We began by familiarizing ourselves with 1,468 flagged messages across 808 conversations, creating initial codes based on message content. Two researchers refined these codes iteratively, organizing them into thematic categories that reflected LGBTQ+ youth experiences.
Findings
RQ1: Frequency and Severity of Online Risks for LGBTQ+ Youth
Higher Severity but Not Frequency: LGBTQ+ youth did not report more online risk experiences overall compared to heterosexual youth.
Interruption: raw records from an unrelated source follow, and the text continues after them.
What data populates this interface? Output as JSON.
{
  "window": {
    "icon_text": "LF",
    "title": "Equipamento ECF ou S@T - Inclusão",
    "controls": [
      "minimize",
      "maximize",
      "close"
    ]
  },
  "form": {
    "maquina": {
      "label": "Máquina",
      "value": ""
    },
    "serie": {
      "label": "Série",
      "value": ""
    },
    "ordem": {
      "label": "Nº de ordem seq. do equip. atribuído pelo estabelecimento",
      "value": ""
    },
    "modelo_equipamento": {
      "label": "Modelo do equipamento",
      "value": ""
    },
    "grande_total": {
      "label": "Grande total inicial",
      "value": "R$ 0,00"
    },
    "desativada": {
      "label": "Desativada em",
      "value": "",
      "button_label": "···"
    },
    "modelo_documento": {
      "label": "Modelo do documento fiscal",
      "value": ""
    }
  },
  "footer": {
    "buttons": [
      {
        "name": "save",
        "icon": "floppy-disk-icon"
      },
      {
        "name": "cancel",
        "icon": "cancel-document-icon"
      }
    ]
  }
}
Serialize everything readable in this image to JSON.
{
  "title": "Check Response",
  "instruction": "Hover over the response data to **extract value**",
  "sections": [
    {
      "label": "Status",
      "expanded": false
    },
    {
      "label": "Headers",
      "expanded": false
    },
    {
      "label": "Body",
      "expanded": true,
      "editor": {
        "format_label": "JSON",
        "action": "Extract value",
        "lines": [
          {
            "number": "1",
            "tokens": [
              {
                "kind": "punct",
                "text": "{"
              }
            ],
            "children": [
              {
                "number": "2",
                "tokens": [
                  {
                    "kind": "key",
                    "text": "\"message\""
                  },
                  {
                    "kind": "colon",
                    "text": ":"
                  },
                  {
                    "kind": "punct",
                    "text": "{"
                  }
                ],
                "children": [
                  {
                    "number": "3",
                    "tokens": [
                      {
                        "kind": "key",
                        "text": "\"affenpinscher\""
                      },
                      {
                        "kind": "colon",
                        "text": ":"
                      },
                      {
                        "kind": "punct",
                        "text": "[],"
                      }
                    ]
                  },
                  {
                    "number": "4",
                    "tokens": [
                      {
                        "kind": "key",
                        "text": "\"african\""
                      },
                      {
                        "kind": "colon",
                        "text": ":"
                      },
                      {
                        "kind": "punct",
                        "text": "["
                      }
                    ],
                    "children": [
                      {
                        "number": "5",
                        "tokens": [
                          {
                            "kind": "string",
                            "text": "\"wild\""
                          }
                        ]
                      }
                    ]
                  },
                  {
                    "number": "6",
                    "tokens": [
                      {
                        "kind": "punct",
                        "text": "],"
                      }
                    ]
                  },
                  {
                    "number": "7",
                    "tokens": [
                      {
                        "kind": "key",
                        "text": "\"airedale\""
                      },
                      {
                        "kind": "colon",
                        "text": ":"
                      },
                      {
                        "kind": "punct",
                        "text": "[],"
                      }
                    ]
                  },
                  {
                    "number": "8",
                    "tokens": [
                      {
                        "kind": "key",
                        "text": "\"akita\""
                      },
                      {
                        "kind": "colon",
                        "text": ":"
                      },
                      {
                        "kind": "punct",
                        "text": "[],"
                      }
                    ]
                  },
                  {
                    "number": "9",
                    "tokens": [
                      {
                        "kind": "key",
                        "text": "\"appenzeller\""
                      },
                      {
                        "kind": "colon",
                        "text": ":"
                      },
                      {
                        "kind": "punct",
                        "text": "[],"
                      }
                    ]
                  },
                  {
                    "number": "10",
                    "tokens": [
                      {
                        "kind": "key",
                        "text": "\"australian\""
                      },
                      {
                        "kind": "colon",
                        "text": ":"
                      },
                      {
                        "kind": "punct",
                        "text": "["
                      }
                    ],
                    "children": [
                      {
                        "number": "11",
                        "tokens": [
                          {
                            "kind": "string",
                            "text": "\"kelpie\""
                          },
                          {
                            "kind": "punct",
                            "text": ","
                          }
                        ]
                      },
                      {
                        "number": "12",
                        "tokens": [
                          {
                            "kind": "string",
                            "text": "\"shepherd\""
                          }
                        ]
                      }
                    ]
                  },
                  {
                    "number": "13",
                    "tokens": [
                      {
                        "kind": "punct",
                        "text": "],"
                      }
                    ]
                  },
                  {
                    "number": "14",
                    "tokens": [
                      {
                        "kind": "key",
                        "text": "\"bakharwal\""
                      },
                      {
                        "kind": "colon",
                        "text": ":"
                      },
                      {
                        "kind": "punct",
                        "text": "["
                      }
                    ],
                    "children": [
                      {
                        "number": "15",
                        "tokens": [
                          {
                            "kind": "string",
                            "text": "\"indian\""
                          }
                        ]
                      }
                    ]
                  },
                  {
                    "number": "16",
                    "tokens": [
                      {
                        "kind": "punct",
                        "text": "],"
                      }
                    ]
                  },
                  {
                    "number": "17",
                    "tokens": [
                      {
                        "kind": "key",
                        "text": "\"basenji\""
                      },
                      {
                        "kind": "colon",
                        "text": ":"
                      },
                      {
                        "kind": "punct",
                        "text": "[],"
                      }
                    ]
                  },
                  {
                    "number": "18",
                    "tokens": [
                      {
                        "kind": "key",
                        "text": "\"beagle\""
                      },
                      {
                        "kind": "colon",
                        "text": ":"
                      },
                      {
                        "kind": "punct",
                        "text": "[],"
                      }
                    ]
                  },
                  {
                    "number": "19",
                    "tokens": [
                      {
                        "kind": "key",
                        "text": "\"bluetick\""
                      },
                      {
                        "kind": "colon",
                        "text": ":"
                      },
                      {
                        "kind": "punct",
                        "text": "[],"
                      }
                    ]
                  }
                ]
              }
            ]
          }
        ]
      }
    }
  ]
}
However, the risks they flagged were of significantly higher severity, often involving sexual or self-injurious content.
Greater Exposure to Sexual and Self-Injury Content: LGBTQ+ youth faced a higher prevalence of messages with sexual content or self-injurious themes, contrasting with heterosexual youth, who frequently reported low-risk content like general harassment.
RQ2: Mental Health Implications of Negative Online Experiences
Worse Mental Health Outcomes for LGBTQ+ Youth: LGBTQ+ youth reported higher depression and self-harm levels and lower well-being than heterosexual peers, confirmed by regression analysis and Welch’s t-tests, indicating their heightened vulnerability to online risks.
Stronger Impact of Harassment: Harassment was more strongly linked to self-harm behaviors among LGBTQ+ youth, suggesting identity-based abuse intensifies mental health challenges for this group.
Complex Role of Sexual Content: Surprisingly, some LGBTQ+ youth associated sexual content with slightly improved well-being, indicating that certain interactions, despite risks, may offer affirming experiences for identity exploration.
RQ3: Unique Nature of Online Risks in LGBTQ+ Youth’s Private Conversations
Sexual Undertones and Identity Exploration: Many risky conversations flagged by LGBTQ+ youth had sexual undertones, even when intent was harassment, posing both threats and opportunities for identity exploration.
Supportive Peer Interactions: LGBTQ+ youth frequently used DMs to share struggles with peers, reflecting the dual role of social media in amplifying risks while offering supportive networks.
These findings emphasize the need for targeted interventions that balance mitigating harmful content with preserving positive online spaces for identity exploration and peer support for LGBTQ+ youth.